My dad has always been there for me. He got me to the early morning hockey games, the rain or shine soccer matches and stepped in to assume Akela’s mantle and lead a pack of Cubs when the incumbent suddenly died. He organized bottle drives, camping trips, the best birthday parties with a small coterie of friends and showed me how to do things.
In short, both he and my mom were present. They were there for my brother and I. They had moments of despair through my teenage and early adult years and with good reason. They’re in for the long haul though and toughed out the difficult times. It’s the being present, the love, the constancy that makes all the difference. I’ve always felt that if I can do half the job my parents have done, I’ll be on the right path. Thanks again to you both.

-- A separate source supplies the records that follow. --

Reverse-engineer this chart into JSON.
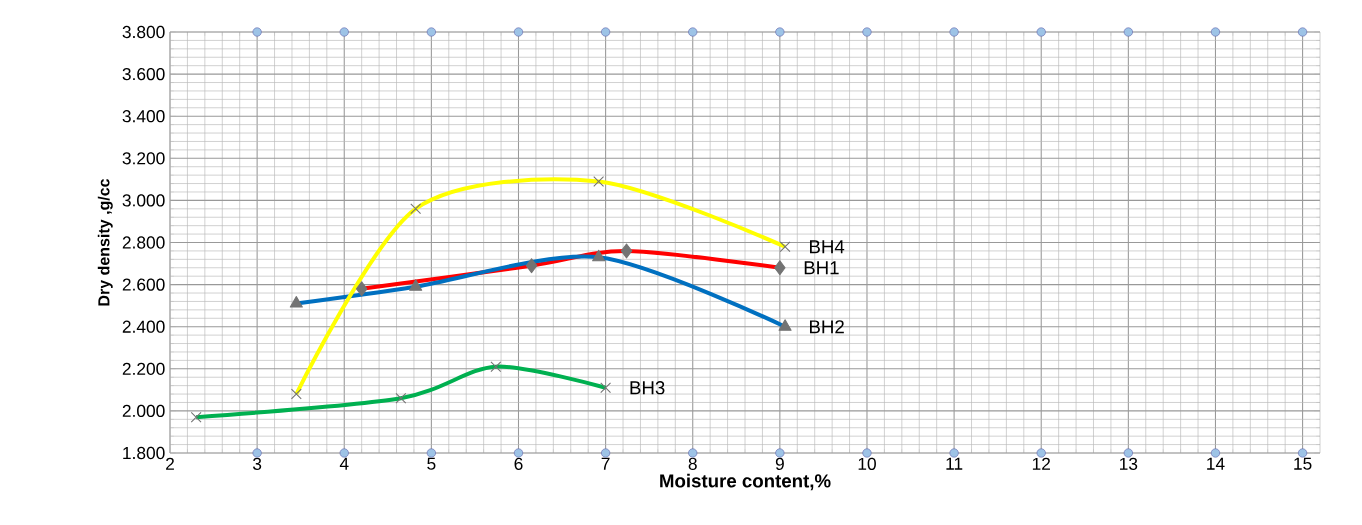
{
  "chart_data": {
    "type": "line",
    "xlabel": "Moisture content,%",
    "ylabel": "Dry density ,g/cc",
    "xlim": [
      2,
      15.2
    ],
    "xticks": [
      2,
      3,
      4,
      5,
      6,
      7,
      8,
      9,
      10,
      11,
      12,
      13,
      14,
      15
    ],
    "ylim": [
      1.8,
      3.8
    ],
    "yticks": [
      {
        "value": 1.8,
        "label": "1.800"
      },
      {
        "value": 2.0,
        "label": "2.000"
      },
      {
        "value": 2.2,
        "label": "2.200"
      },
      {
        "value": 2.4,
        "label": "2.400"
      },
      {
        "value": 2.6,
        "label": "2.600"
      },
      {
        "value": 2.8,
        "label": "2.800"
      },
      {
        "value": 3.0,
        "label": "3.000"
      },
      {
        "value": 3.2,
        "label": "3.200"
      },
      {
        "value": 3.4,
        "label": "3.400"
      },
      {
        "value": 3.6,
        "label": "3.600"
      },
      {
        "value": 3.8,
        "label": "3.800"
      }
    ],
    "grid": true,
    "series": [
      {
        "name": "BH1",
        "color": "#ff0000",
        "marker": "diamond",
        "x": [
          4.2,
          6.15,
          7.24,
          9.0
        ],
        "values": [
          2.58,
          2.69,
          2.76,
          2.68
        ]
      },
      {
        "name": "BH2",
        "color": "#0070c0",
        "marker": "triangle",
        "x": [
          3.45,
          4.82,
          6.92,
          9.06
        ],
        "values": [
          2.51,
          2.59,
          2.73,
          2.4
        ]
      },
      {
        "name": "BH3",
        "color": "#00b050",
        "marker": "cross",
        "x": [
          2.3,
          4.65,
          5.74,
          7.0
        ],
        "values": [
          1.97,
          2.06,
          2.21,
          2.11
        ]
      },
      {
        "name": "BH4",
        "color": "#ffff00",
        "marker": "cross",
        "x": [
          3.45,
          4.82,
          6.92,
          9.06
        ],
        "values": [
          2.08,
          2.96,
          3.09,
          2.78
        ]
      },
      {
        "type": "scatter",
        "color": "#9dc3e6",
        "marker": "circle",
        "x": [
          3,
          4,
          5,
          6,
          7,
          8,
          9,
          10,
          11,
          12,
          13,
          14,
          15
        ],
        "values": [
          3.8,
          3.8,
          3.8,
          3.8,
          3.8,
          3.8,
          3.8,
          3.8,
          3.8,
          3.8,
          3.8,
          3.8,
          3.8
        ]
      },
      {
        "type": "scatter",
        "color": "#9dc3e6",
        "marker": "circle",
        "x": [
          3,
          4,
          5,
          6,
          7,
          8,
          9,
          10,
          11,
          12,
          13,
          14,
          15
        ],
        "values": [
          1.8,
          1.8,
          1.8,
          1.8,
          1.8,
          1.8,
          1.8,
          1.8,
          1.8,
          1.8,
          1.8,
          1.8,
          1.8
        ]
      }
    ]
  }
}
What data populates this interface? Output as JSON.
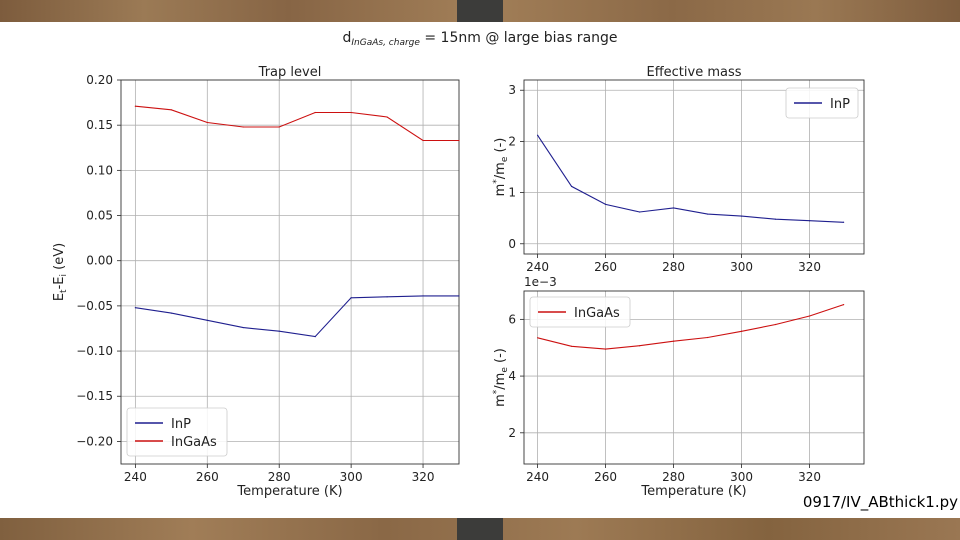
{
  "figure": {
    "title_prefix": "d",
    "title_subscript": "InGaAs, charge",
    "title_suffix": " = 15nm @ large bias range",
    "footer": "0917/IV_ABthick1.py"
  },
  "colors": {
    "inp": "#1f1f8f",
    "ingaas": "#cc1010",
    "grid": "#b0b0b0"
  },
  "chart_data": [
    {
      "id": "trap",
      "type": "line",
      "title": "Trap level",
      "xlabel": "Temperature (K)",
      "ylabel": "E_t-E_i (eV)",
      "xlim": [
        236,
        330
      ],
      "ylim": [
        -0.225,
        0.2
      ],
      "xticks": [
        240,
        260,
        280,
        300,
        320
      ],
      "yticks": [
        -0.2,
        -0.15,
        -0.1,
        -0.05,
        0.0,
        0.05,
        0.1,
        0.15,
        0.2
      ],
      "ytick_labels": [
        "−0.20",
        "−0.15",
        "−0.10",
        "−0.05",
        "0.00",
        "0.05",
        "0.10",
        "0.15",
        "0.20"
      ],
      "xtick_labels": [
        "240",
        "260",
        "280",
        "300",
        "320"
      ],
      "legend": {
        "position": "lower-left",
        "entries": [
          "InP",
          "InGaAs"
        ]
      },
      "series": [
        {
          "name": "InP",
          "color": "#1f1f8f",
          "x": [
            240,
            250,
            260,
            270,
            280,
            290,
            300,
            310,
            320,
            330
          ],
          "y": [
            -0.052,
            -0.058,
            -0.066,
            -0.074,
            -0.078,
            -0.084,
            -0.041,
            -0.04,
            -0.039,
            -0.039
          ]
        },
        {
          "name": "InGaAs",
          "color": "#cc1010",
          "x": [
            240,
            250,
            260,
            270,
            280,
            290,
            300,
            310,
            320,
            330
          ],
          "y": [
            0.171,
            0.167,
            0.153,
            0.148,
            0.148,
            0.164,
            0.164,
            0.159,
            0.133,
            0.133
          ]
        }
      ]
    },
    {
      "id": "mass_inp",
      "type": "line",
      "title": "Effective mass",
      "xlabel": "",
      "ylabel": "m*/m_e (-)",
      "xlim": [
        236,
        336
      ],
      "ylim": [
        -0.2,
        3.2
      ],
      "xticks": [
        240,
        260,
        280,
        300,
        320
      ],
      "yticks": [
        0,
        1,
        2,
        3
      ],
      "xtick_labels": [
        "240",
        "260",
        "280",
        "300",
        "320"
      ],
      "ytick_labels": [
        "0",
        "1",
        "2",
        "3"
      ],
      "legend": {
        "position": "top-right",
        "entries": [
          "InP"
        ]
      },
      "series": [
        {
          "name": "InP",
          "color": "#1f1f8f",
          "x": [
            240,
            250,
            260,
            270,
            280,
            290,
            300,
            310,
            320,
            330
          ],
          "y": [
            2.12,
            1.12,
            0.77,
            0.62,
            0.7,
            0.58,
            0.54,
            0.48,
            0.45,
            0.42
          ]
        }
      ]
    },
    {
      "id": "mass_ingaas",
      "type": "line",
      "title": "",
      "xlabel": "Temperature (K)",
      "ylabel": "m*/m_e (-)",
      "offset_text": "1e−3",
      "xlim": [
        236,
        336
      ],
      "ylim": [
        0.9,
        7.0
      ],
      "xticks": [
        240,
        260,
        280,
        300,
        320
      ],
      "yticks": [
        2,
        4,
        6
      ],
      "xtick_labels": [
        "240",
        "260",
        "280",
        "300",
        "320"
      ],
      "ytick_labels": [
        "2",
        "4",
        "6"
      ],
      "legend": {
        "position": "top-left",
        "entries": [
          "InGaAs"
        ]
      },
      "series": [
        {
          "name": "InGaAs",
          "color": "#cc1010",
          "x": [
            240,
            250,
            260,
            270,
            280,
            290,
            300,
            310,
            320,
            330
          ],
          "y": [
            5.35,
            5.05,
            4.95,
            5.07,
            5.23,
            5.36,
            5.58,
            5.82,
            6.12,
            6.52
          ]
        }
      ]
    }
  ]
}
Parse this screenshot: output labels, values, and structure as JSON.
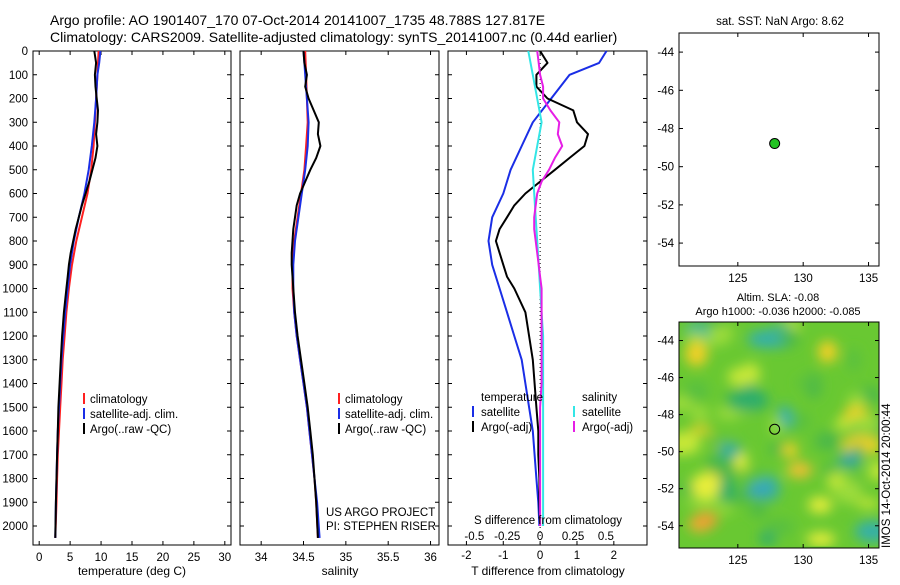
{
  "header": {
    "line1": "Argo profile: AO 1901407_170 07-Oct-2014 20141007_1735 48.788S 127.817E",
    "line2": "Climatology: CARS2009. Satellite-adjusted climatology: synTS_20141007.nc (0.44d earlier)"
  },
  "colors": {
    "climatology": "#ff2020",
    "satellite": "#1a2ee6",
    "argo": "#000000",
    "sat_salinity": "#33e6e6",
    "argo_adj_salinity": "#e61ee6",
    "argo_dot": "#22c322"
  },
  "chart_data": [
    {
      "type": "line",
      "title": "",
      "xlabel": "temperature (deg C)",
      "ylabel": "",
      "xlim": [
        -1,
        31
      ],
      "ylim": [
        2080,
        0
      ],
      "xticks": [
        0,
        5,
        10,
        15,
        20,
        25,
        30
      ],
      "xtick_labels": [
        "0",
        "5",
        "10",
        "15",
        "20",
        "25",
        "30"
      ],
      "yticks": [
        0,
        100,
        200,
        300,
        400,
        500,
        600,
        700,
        800,
        900,
        1000,
        1100,
        1200,
        1300,
        1400,
        1500,
        1600,
        1700,
        1800,
        1900,
        2000
      ],
      "ytick_labels": [
        "0",
        "100",
        "200",
        "300",
        "400",
        "500",
        "600",
        "700",
        "800",
        "900",
        "1000",
        "1100",
        "1200",
        "1300",
        "1400",
        "1500",
        "1600",
        "1700",
        "1800",
        "1900",
        "2000"
      ],
      "legend": [
        "climatology",
        "satellite-adj. clim.",
        "Argo(..raw -QC)"
      ],
      "series": [
        {
          "name": "climatology",
          "color": "#ff2020",
          "depth": [
            0,
            100,
            200,
            300,
            400,
            500,
            600,
            700,
            800,
            900,
            1000,
            1100,
            1200,
            1300,
            1400,
            1500,
            1600,
            1700,
            1800,
            1900,
            2050
          ],
          "values": [
            9.6,
            9.4,
            9.2,
            9.0,
            8.8,
            8.4,
            7.8,
            6.9,
            6.0,
            5.3,
            4.8,
            4.4,
            4.1,
            3.8,
            3.6,
            3.4,
            3.2,
            3.0,
            2.9,
            2.8,
            2.6
          ]
        },
        {
          "name": "satellite-adj. clim.",
          "color": "#1a2ee6",
          "depth": [
            0,
            50,
            100,
            200,
            300,
            400,
            500,
            600,
            700,
            800,
            900,
            1000,
            1100,
            1200,
            1300,
            1400,
            1500,
            1600,
            1700,
            1800,
            1900,
            2050
          ],
          "values": [
            9.9,
            9.7,
            9.4,
            9.2,
            8.9,
            8.5,
            8.0,
            7.3,
            6.4,
            5.6,
            5.0,
            4.6,
            4.2,
            3.9,
            3.6,
            3.4,
            3.2,
            3.0,
            2.9,
            2.8,
            2.7,
            2.6
          ]
        },
        {
          "name": "Argo(..raw -QC)",
          "color": "#000000",
          "depth": [
            0,
            50,
            100,
            150,
            200,
            250,
            300,
            350,
            400,
            450,
            500,
            550,
            600,
            650,
            700,
            750,
            800,
            850,
            900,
            950,
            1000,
            1100,
            1200,
            1300,
            1400,
            1500,
            1600,
            1700,
            1800,
            1900,
            2050
          ],
          "values": [
            8.9,
            9.2,
            9.0,
            9.1,
            9.3,
            9.5,
            9.4,
            9.2,
            9.4,
            9.1,
            8.6,
            8.1,
            7.5,
            6.9,
            6.4,
            5.9,
            5.5,
            5.1,
            4.8,
            4.6,
            4.4,
            4.0,
            3.7,
            3.5,
            3.3,
            3.1,
            3.0,
            2.9,
            2.8,
            2.7,
            2.6
          ]
        }
      ]
    },
    {
      "type": "line",
      "xlabel": "salinity",
      "xlim": [
        33.75,
        36.1
      ],
      "ylim": [
        2080,
        0
      ],
      "xticks": [
        34,
        34.5,
        35,
        35.5,
        36
      ],
      "xtick_labels": [
        "34",
        "34.5",
        "35",
        "35.5",
        "36"
      ],
      "legend": [
        "climatology",
        "satellite-adj. clim.",
        "Argo(..raw -QC)"
      ],
      "annotation": [
        "US ARGO PROJECT",
        "PI: STEPHEN RISER"
      ],
      "series": [
        {
          "name": "climatology",
          "color": "#ff2020",
          "depth": [
            0,
            100,
            200,
            300,
            400,
            500,
            600,
            700,
            800,
            900,
            1000,
            1100,
            1200,
            1300,
            1400,
            1500,
            1600,
            1700,
            1800,
            1900,
            2050
          ],
          "values": [
            34.52,
            34.53,
            34.54,
            34.55,
            34.53,
            34.51,
            34.47,
            34.43,
            34.39,
            34.37,
            34.37,
            34.39,
            34.42,
            34.46,
            34.5,
            34.54,
            34.57,
            34.6,
            34.63,
            34.65,
            34.67
          ]
        },
        {
          "name": "satellite-adj. clim.",
          "color": "#1a2ee6",
          "depth": [
            0,
            50,
            100,
            200,
            300,
            400,
            500,
            600,
            700,
            800,
            900,
            1000,
            1100,
            1200,
            1300,
            1400,
            1500,
            1600,
            1700,
            1800,
            1900,
            2050
          ],
          "values": [
            34.5,
            34.51,
            34.52,
            34.54,
            34.56,
            34.55,
            34.52,
            34.48,
            34.44,
            34.4,
            34.38,
            34.38,
            34.39,
            34.42,
            34.46,
            34.5,
            34.54,
            34.57,
            34.6,
            34.63,
            34.66,
            34.69
          ]
        },
        {
          "name": "Argo(..raw -QC)",
          "color": "#000000",
          "depth": [
            0,
            50,
            100,
            150,
            200,
            250,
            300,
            350,
            400,
            450,
            500,
            550,
            600,
            650,
            700,
            750,
            800,
            850,
            900,
            950,
            1000,
            1100,
            1200,
            1300,
            1400,
            1500,
            1600,
            1700,
            1800,
            1900,
            2050
          ],
          "values": [
            34.5,
            34.51,
            34.54,
            34.52,
            34.56,
            34.62,
            34.68,
            34.67,
            34.7,
            34.65,
            34.58,
            34.52,
            34.46,
            34.42,
            34.4,
            34.38,
            34.37,
            34.36,
            34.36,
            34.37,
            34.38,
            34.4,
            34.43,
            34.47,
            34.51,
            34.55,
            34.58,
            34.61,
            34.63,
            34.65,
            34.67
          ]
        }
      ]
    },
    {
      "type": "line",
      "xlabel": "T difference from climatology",
      "top_label": "S difference from climatology",
      "xlim": [
        -2.5,
        2.9
      ],
      "ylim": [
        2080,
        0
      ],
      "xticks": [
        -2,
        -1,
        0,
        1,
        2
      ],
      "xtick_labels": [
        "-2",
        "-1",
        "0",
        "1",
        "2"
      ],
      "sticks": [
        -0.5,
        -0.25,
        0,
        0.25,
        0.5
      ],
      "stick_labels": [
        "-0.5",
        "-0.25",
        "0",
        "0.25",
        "0.5"
      ],
      "legend_t": {
        "title": "temperature",
        "items": [
          "satellite",
          "Argo(-adj)"
        ]
      },
      "legend_s": {
        "title": "salinity",
        "items": [
          "satellite",
          "Argo(-adj)"
        ]
      },
      "series": [
        {
          "name": "T satellite",
          "color": "#1a2ee6",
          "depth": [
            0,
            50,
            100,
            200,
            300,
            400,
            500,
            600,
            700,
            800,
            900,
            1000,
            1100,
            1200,
            1300,
            1400,
            1500,
            1600,
            1700,
            1800,
            1900,
            2000
          ],
          "values": [
            1.8,
            1.6,
            0.8,
            0.3,
            -0.2,
            -0.5,
            -0.8,
            -1.0,
            -1.3,
            -1.4,
            -1.3,
            -1.1,
            -0.9,
            -0.7,
            -0.5,
            -0.4,
            -0.3,
            -0.2,
            -0.15,
            -0.1,
            -0.05,
            -0.02
          ]
        },
        {
          "name": "T Argo(-adj)",
          "color": "#000000",
          "depth": [
            0,
            50,
            100,
            150,
            200,
            250,
            300,
            350,
            400,
            450,
            500,
            550,
            600,
            650,
            700,
            750,
            800,
            850,
            900,
            950,
            1000,
            1100,
            1200,
            1300,
            1400,
            1500,
            1600,
            1700,
            1800,
            1900,
            2000
          ],
          "values": [
            0.0,
            0.2,
            -0.1,
            -0.1,
            0.2,
            0.9,
            1.0,
            1.3,
            1.2,
            0.8,
            0.4,
            0.0,
            -0.4,
            -0.7,
            -0.9,
            -1.1,
            -1.2,
            -1.1,
            -1.0,
            -0.9,
            -0.7,
            -0.4,
            -0.3,
            -0.2,
            -0.15,
            -0.1,
            -0.05,
            -0.05,
            -0.02,
            -0.02,
            0.0
          ]
        },
        {
          "name": "S satellite",
          "color": "#33e6e6",
          "depth": [
            0,
            100,
            200,
            300,
            400,
            500,
            600,
            700,
            800,
            900,
            1000,
            1100,
            1200,
            1300,
            1400,
            1500,
            1600,
            1700,
            1800,
            1900,
            2000
          ],
          "values": [
            -0.08,
            -0.05,
            -0.02,
            0.01,
            -0.02,
            -0.05,
            -0.04,
            -0.03,
            -0.02,
            -0.01,
            0.0,
            0.01,
            0.02,
            0.02,
            0.02,
            0.02,
            0.02,
            0.02,
            0.02,
            0.02,
            0.02
          ]
        },
        {
          "name": "S Argo(-adj)",
          "color": "#e61ee6",
          "depth": [
            0,
            50,
            100,
            150,
            200,
            250,
            300,
            350,
            400,
            450,
            500,
            550,
            600,
            650,
            700,
            750,
            800,
            850,
            900,
            950,
            1000,
            1100,
            1200,
            1300,
            1400,
            1500,
            1600,
            1700,
            1800,
            1900,
            2000
          ],
          "values": [
            -0.02,
            -0.01,
            0.0,
            0.02,
            0.02,
            0.07,
            0.13,
            0.12,
            0.15,
            0.1,
            0.06,
            0.01,
            -0.02,
            -0.03,
            -0.04,
            -0.04,
            -0.03,
            -0.02,
            -0.01,
            0.0,
            0.01,
            0.01,
            0.01,
            0.01,
            0.01,
            0.0,
            0.0,
            0.0,
            0.0,
            0.0,
            0.0
          ]
        }
      ]
    },
    {
      "type": "scatter",
      "title": "sat. SST: NaN Argo: 8.62",
      "xlim": [
        120.5,
        135.8
      ],
      "ylim": [
        -55.2,
        -43.0
      ],
      "xticks": [
        125,
        130,
        135
      ],
      "xtick_labels": [
        "125",
        "130",
        "135"
      ],
      "yticks": [
        -44,
        -46,
        -48,
        -50,
        -52,
        -54
      ],
      "ytick_labels": [
        "-44",
        "-46",
        "-48",
        "-50",
        "-52",
        "-54"
      ],
      "points": [
        {
          "x": 127.817,
          "y": -48.788
        }
      ]
    },
    {
      "type": "heatmap",
      "title1": "Altim. SLA: -0.08",
      "title2": "Argo h1000: -0.036 h2000: -0.085",
      "side_label": "IMOS 14-Oct-2014 20:00:44",
      "xlim": [
        120.5,
        135.8
      ],
      "ylim": [
        -55.2,
        -43.0
      ],
      "xticks": [
        125,
        130,
        135
      ],
      "xtick_labels": [
        "125",
        "130",
        "135"
      ],
      "yticks": [
        -44,
        -46,
        -48,
        -50,
        -52,
        -54
      ],
      "ytick_labels": [
        "-44",
        "-46",
        "-48",
        "-50",
        "-52",
        "-54"
      ],
      "points": [
        {
          "x": 127.817,
          "y": -48.788
        }
      ]
    }
  ]
}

On the same day my dad was celebrating his 75th, the people of Québec were mourning the passing of a cultural icon. Gilles Carle was getting a send off in style, a state funeral to honour his contributions to the world of cinema and Québec’s cultural tapestry.
I’m not a total philistine when it comes to the arts. Thanks to my love Mé I know a thing or two about Québec music, literature and film. Years ago I even worked at a film festival and once did a brief and enjoyable stint at the Canada Council for the Arts. All this to say that prior to his death, I had no awareness of Gilles Carle. I’m sure that I was not alone in my ignorance and that a majority of the population across the rest of Canada, cinema lovers included, were in the same boat.
The ‘two solitudes’ are still alive and well in our country. We’ve got a long way to go to bridge the gaps. Actions that foster a better understanding and awareness of our respective popular culture and arts scenes will help move us along in the right direction.
The National Film Board has made several Carle films available on line. I’m not sure how representative they are of his oeuvre but it’s a starting point. I enjoyed Patinoire’s quintessential winter playfulness and the breezy portrayal of a singular landscape in Percé on the Rocks. Both are shorts. There is also a selection of longer documentary and fiction films.
It’s never too late to celebrate what we have, or what we’ve lost. A breath of story can keep us moving sweet and preserves our memories of those who have danced their last waltz.